The comment by ridgy hinted at the answer. What was needed was to remove none, leaving:

name=mail,path=/tank/mail,prot=nfs,[email protected],sec=sys

(It might be possible to omit the @ but the documentation calls for it so I figured it better to leave it in, in case the interpretation becomes more strict in future.)

This is a case of poor documentation. The man page states (emphasis mine):

Access is disallowed to all clients. The ro or rw options can override none.

Access is not allowed to any client that matches the access list. The exception is when the access list is an asterisk (*), in which case ro or rw can override none.

Not only does this very explicitly indicate that my client at should have gained access even with none (which it did not,) it also implies that you actually need none in order to avoid clients not listed in rw getting at least some kind of access, because otherwise, why would the override exception for none=* have even (supposedly) been implemented? It would be redundant!

I didn't have any other NFS clients handy to test, so I changed the IP number of my client and confirmed that, indeed, none is not required in order for clients not otherwise listed to be denied access. Just to be sure, I added ro as a test, and my client at a different address could then read but not write.

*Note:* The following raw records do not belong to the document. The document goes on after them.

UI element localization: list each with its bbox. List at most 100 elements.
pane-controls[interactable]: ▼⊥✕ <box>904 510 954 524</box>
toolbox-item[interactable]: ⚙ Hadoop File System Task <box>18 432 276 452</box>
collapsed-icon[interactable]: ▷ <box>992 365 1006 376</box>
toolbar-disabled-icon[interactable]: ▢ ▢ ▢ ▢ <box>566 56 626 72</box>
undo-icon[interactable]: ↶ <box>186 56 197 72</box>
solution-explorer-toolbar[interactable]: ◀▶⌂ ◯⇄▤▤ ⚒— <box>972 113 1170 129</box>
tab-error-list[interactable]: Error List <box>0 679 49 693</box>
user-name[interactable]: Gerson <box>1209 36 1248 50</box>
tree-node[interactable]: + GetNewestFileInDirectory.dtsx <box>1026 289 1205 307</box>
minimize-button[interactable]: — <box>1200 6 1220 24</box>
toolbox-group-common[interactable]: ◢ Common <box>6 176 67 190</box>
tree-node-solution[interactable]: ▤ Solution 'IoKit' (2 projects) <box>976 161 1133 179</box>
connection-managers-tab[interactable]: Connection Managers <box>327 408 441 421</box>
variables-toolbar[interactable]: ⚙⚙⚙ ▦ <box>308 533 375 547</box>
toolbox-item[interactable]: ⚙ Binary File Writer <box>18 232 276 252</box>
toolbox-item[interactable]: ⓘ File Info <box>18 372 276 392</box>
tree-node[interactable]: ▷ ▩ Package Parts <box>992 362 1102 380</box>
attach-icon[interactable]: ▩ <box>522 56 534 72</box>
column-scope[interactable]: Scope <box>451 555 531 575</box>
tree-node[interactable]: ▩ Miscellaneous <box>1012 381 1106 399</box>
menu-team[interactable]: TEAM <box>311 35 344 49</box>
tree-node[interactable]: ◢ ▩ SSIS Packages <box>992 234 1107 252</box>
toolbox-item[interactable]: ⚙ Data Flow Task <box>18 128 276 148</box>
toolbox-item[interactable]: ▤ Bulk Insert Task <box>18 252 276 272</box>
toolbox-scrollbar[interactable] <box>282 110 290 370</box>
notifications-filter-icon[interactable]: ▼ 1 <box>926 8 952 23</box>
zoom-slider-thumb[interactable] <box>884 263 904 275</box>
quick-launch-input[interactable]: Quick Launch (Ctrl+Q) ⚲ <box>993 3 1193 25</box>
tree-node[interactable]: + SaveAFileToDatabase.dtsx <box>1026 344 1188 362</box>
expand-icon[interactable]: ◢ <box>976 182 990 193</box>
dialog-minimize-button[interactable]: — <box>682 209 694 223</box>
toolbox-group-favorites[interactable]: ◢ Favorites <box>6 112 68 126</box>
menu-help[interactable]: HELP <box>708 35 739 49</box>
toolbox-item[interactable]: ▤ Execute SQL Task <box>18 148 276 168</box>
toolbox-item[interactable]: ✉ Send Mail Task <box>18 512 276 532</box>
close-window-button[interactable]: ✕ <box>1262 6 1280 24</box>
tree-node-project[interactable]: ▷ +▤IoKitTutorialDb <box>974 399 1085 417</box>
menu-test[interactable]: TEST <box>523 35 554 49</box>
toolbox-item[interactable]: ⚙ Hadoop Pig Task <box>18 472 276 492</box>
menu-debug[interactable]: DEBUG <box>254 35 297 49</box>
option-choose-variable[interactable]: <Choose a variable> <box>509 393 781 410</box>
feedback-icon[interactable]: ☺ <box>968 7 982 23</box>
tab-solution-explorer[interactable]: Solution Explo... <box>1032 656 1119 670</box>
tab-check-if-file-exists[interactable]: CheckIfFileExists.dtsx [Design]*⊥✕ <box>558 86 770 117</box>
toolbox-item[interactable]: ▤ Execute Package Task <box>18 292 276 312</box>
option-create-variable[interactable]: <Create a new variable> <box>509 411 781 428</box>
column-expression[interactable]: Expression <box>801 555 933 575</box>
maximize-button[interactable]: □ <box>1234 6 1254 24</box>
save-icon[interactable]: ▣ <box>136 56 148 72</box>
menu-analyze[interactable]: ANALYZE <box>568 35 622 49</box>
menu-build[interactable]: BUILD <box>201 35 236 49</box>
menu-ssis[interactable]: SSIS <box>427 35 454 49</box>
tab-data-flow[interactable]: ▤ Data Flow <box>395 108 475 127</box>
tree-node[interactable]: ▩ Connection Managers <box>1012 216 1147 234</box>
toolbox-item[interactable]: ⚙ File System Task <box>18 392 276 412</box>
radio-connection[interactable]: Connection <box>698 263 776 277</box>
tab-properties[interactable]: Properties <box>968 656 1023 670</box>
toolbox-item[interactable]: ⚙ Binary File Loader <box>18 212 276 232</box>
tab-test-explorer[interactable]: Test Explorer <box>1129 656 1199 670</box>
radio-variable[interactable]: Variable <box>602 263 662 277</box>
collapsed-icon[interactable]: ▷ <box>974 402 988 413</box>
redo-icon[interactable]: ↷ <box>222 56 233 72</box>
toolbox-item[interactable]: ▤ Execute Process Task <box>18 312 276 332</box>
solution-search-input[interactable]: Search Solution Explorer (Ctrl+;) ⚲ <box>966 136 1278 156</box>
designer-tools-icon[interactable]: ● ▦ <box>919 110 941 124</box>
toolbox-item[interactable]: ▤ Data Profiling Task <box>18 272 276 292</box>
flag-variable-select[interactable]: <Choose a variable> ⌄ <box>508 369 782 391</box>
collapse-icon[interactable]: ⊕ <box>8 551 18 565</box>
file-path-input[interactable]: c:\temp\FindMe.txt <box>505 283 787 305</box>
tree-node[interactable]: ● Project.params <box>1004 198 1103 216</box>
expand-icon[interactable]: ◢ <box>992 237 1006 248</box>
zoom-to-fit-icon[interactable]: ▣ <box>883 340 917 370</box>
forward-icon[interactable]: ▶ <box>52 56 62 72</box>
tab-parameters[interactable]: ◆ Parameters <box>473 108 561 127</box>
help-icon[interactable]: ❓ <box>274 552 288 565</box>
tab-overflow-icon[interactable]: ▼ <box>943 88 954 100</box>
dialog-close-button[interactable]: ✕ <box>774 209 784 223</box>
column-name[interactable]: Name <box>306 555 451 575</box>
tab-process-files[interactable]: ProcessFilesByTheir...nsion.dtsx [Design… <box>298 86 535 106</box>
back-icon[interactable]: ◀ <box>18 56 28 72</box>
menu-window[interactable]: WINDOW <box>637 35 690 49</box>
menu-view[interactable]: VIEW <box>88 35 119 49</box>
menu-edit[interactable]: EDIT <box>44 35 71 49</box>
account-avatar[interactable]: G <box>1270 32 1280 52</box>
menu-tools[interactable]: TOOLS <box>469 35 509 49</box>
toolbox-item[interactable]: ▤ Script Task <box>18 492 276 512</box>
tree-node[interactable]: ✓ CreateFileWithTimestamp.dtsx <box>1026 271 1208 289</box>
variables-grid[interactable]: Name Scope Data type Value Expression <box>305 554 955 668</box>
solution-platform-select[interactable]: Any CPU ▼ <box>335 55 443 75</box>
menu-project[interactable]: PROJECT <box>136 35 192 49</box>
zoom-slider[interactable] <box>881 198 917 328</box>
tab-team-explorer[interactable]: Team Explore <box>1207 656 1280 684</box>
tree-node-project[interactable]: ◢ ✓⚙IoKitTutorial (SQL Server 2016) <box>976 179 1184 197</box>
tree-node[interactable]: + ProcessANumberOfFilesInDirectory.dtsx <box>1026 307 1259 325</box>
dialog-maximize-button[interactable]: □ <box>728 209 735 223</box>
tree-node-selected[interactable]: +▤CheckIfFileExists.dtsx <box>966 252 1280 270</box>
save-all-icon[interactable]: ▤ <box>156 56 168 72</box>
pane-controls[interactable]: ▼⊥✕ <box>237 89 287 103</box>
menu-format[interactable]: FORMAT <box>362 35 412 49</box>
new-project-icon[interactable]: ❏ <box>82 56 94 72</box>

Though this seems to be the solution, I'm not happy with it, because the documentation implies that what I'm doing is leaving it wide open, and indeed I might be doing just that in a future version that corrects itself to obey the intentions implied by the documentation. (At least I have external firewalls.)

  • Did you see this part of the man page for share_nfs: The list is searched sequentially until a match is found that either grants or denies access I suspect that if you had reversed your list to [email protected],none=* it may have worked as you intended. Commented Jun 29, 2017 at 19:13
  • 1
    The documentation indeed is not consistent. Especially for ZFS, there is docs.oracle.com/cd/E23824_01/html/821-1448/gayne.html, which refers to docs.oracle.com/cd/E23824_01/html/821-1462/… somewhere. But at the options section, none= is only specified for smb, not for nfs. This seems to be sort of "Try and Error".
    – ridgy
    Commented Jun 29, 2017 at 21:41
  • @AndrewHenle I did see that statement, which by context applies to the contents of the access list given to the rw, ro, or none option, as opposed to the order of those options themselves. Nevertheless I did try reversing the options as in your example and the outcome was the same. Commented Jun 30, 2017 at 10:46
  • @Kevin Well, it's either a bug or you've just been welcomed to Solaris documentation. If it's not a bug, the behavior you're seeing almost certainly is documented somewhere in the documentation, but it's likely to be a footnote, obscure example, or a parenthetical expression on a man page at best peripherally related to sharing over NFS. The only way to find it is to know where it is in the first place, or open a support ticket and be told where it's documented. The newer, Oracle-era additions to Solaris also don't seem to be as rigorously documented as the Sun-legacy parts. Commented Jun 30, 2017 at 12:10
  • @AndrewHenle Yup, definitely have been experiencing that welcome! :) Commented Jul 5, 2017 at 19:14

Looks like ridgy answered your question, if it's shared to just one host. If you have multiple, using a semi-colon, or creating a netgroup could be used.

If you need/want additional blocking, you could look into using ipfilters or the Solaris Firewall derived from OpenBSD PF (pkg:/network/firewall).

  • Feel free to incorporate the comments into your answer, as comments can be deleted, making this answer much less useful.